To hold onto a marriage in unsatisfying or even bitter seasons is counter to a culture that extols personal satisfaction and serial relationships. It is a painful, costly choice to stay put when divorce is "no fault" and there is more social stigma for staying than for running to the exit. To stay is to honor the New Testament version of love, which imitates Christ by putting others ahead of one's own interests, and is manifested in constant choices to forgive, hope and endure with kindness.

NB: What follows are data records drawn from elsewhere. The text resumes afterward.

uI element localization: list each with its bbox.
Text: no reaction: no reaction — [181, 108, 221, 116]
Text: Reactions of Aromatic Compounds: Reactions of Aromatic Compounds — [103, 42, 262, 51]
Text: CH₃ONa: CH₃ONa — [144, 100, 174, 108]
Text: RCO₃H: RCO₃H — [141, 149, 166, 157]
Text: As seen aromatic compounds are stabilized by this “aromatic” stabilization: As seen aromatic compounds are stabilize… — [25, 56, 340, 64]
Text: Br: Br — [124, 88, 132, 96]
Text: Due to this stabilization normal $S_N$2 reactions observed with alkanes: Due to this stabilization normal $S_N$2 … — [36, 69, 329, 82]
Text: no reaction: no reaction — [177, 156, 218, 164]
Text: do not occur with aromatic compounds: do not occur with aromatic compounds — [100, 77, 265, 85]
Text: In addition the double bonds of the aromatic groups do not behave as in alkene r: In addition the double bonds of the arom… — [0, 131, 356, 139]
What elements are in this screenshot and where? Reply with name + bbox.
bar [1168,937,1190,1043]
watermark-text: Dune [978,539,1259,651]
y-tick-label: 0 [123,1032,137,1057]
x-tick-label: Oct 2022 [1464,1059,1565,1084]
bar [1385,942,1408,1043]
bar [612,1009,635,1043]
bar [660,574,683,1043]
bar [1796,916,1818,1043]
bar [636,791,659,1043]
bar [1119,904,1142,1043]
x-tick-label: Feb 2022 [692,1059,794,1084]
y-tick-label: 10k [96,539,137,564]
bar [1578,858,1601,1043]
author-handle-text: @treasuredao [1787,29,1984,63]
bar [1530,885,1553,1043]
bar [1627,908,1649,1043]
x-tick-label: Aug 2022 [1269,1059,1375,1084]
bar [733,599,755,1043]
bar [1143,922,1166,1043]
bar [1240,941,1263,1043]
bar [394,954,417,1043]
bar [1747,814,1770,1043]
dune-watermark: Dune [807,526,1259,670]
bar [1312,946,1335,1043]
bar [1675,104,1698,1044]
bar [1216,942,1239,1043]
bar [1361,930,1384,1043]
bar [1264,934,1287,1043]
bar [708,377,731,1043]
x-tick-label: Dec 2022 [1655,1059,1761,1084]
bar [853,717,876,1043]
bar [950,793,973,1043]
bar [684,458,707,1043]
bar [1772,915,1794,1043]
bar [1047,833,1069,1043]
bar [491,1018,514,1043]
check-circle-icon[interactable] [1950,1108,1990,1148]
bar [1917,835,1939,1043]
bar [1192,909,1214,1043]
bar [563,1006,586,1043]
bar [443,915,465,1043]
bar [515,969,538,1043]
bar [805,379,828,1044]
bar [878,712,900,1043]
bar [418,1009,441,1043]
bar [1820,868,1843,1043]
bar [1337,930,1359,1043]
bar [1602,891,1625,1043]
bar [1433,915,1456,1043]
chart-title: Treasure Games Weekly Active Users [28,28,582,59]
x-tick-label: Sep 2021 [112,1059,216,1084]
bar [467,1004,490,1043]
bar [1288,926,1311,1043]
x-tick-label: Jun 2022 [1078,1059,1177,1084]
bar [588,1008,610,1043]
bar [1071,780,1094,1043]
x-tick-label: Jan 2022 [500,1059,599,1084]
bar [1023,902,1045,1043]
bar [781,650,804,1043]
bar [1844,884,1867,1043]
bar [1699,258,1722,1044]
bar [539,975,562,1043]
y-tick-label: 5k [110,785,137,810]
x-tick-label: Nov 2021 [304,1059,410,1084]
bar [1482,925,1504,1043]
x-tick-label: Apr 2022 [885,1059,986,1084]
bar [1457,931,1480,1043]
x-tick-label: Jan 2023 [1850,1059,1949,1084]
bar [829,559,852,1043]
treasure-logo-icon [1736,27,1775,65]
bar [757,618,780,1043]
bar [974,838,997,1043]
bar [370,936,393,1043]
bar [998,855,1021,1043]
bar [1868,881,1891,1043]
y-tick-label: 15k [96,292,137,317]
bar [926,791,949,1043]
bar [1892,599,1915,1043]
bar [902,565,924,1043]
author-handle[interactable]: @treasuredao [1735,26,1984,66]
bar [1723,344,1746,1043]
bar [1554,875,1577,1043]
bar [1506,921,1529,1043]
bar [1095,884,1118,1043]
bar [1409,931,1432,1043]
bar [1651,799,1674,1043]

Yoder seems to be saying that the cross is visible only in the histrionics of political activists, a common perception from the religious left. In other words, a tenured Ivy League Professor of Gender Studies, or a TV reality show exhibitionist who weeps about climate change on Oprah, these are examples of the cross of Christ. A couple of married schlubs enduring sickness, financial challenges and disappointments but laboring to honor and care for their family are not.

In tomorrow's Gospel for Advent 3, John the Baptist - one of the Bible's activists - is in stereotypical prophetic fury, calling people "snakes" and presenting a wrathful God who is coming with "the axe and fire." He is approached by the Roman Empire's tax collectors and soldiers, despised regional "recruits" paid starvation wages to help "pacify" their neighbors. (Northern Plains note: government-employed Indian Police took part in killing Sitting Bull and Crazy Horse.)

Does John the activist call for "activism" as proof of righteousness? Does he exhort the tax collectors to mount a general strike or the auxiliaries to lay down their arms? No. Even in Luke, the account of Jesus most often lauded for the "social justice" applications of his message, we hear John say, "Confess your sin and be baptized. Then just do your job and don't abuse others." Admit your need for God's mercy and start making choices costly to you but merciful to those around you. That's the righteousness of God - the righteousness ultimately displayed and perfected only by Christ on his cross. Christ is the righteousness of both activist and schlub, and of all who place their faith in him, obeying his words and suffering for them.


Shel said...

Yoder was hardly a liberal theologically. I think his thoughts on family struggles probably relate more to the fact that he was very awkward socially and in fact had been disciplined by the church for sexual misconduct (not illegal).

Anabaptists who are serious about the centrality of Jesus may sound like theological liberals on some issues - and some are - but the reality is it is a 3rd way approach.

Here's some more info on Yoder:

" Some might be surprised that in April 2000 Christianity Today, a flagship magazine of American Evangelicalism, listed The Politics of Jesus by John Yoder as one of the ten best books of the twentieth century![16] Some might also be surprised to see Yoder pictured along with Billy Graham, Carl F. H. Henry, Francis Schaeffer and George Marsden on the cover of The Christian Century, when that journal did a cover story in February 1989 on "The Years of the Evangelicals."

TLF+ said...

Wow that is surprising given the quote. Shows ya can't judge a book by its paragraph or something like that.

Thanks for the info. I'm game to not categorize him as something he's not, although I stand by my criticism of the paragraph as presented.

Alice C. Linsley said...

Our adult class recently finished a 10-week study of the Ethical Teachings of Jesus and it was an eye-opener! Nothing of activism, except to be born in Him and to proclaim Him in His authority until He returns. Proclaiming isn't so much a matter of talk. It is alms, visiting the sick, prisoners, caring for orphans, widows and foreigners, living simply and contentedly, forgiving when hurt, and loving the unloved.

TLF+ said...

Alice - another way that activists say good stuff and then take it back. They are always extolling simplicity, harmony with nature, going gently through the world... yet their agenda always lowers the boom with complex, endless and hypercritical analysis of others' thoughts and deeds; they tend to gather in affluent urban/suburban settings and demand scads of resources produced in places they despise; and they are anything but gentle when you really get into their punitive and confiscatory social engineering.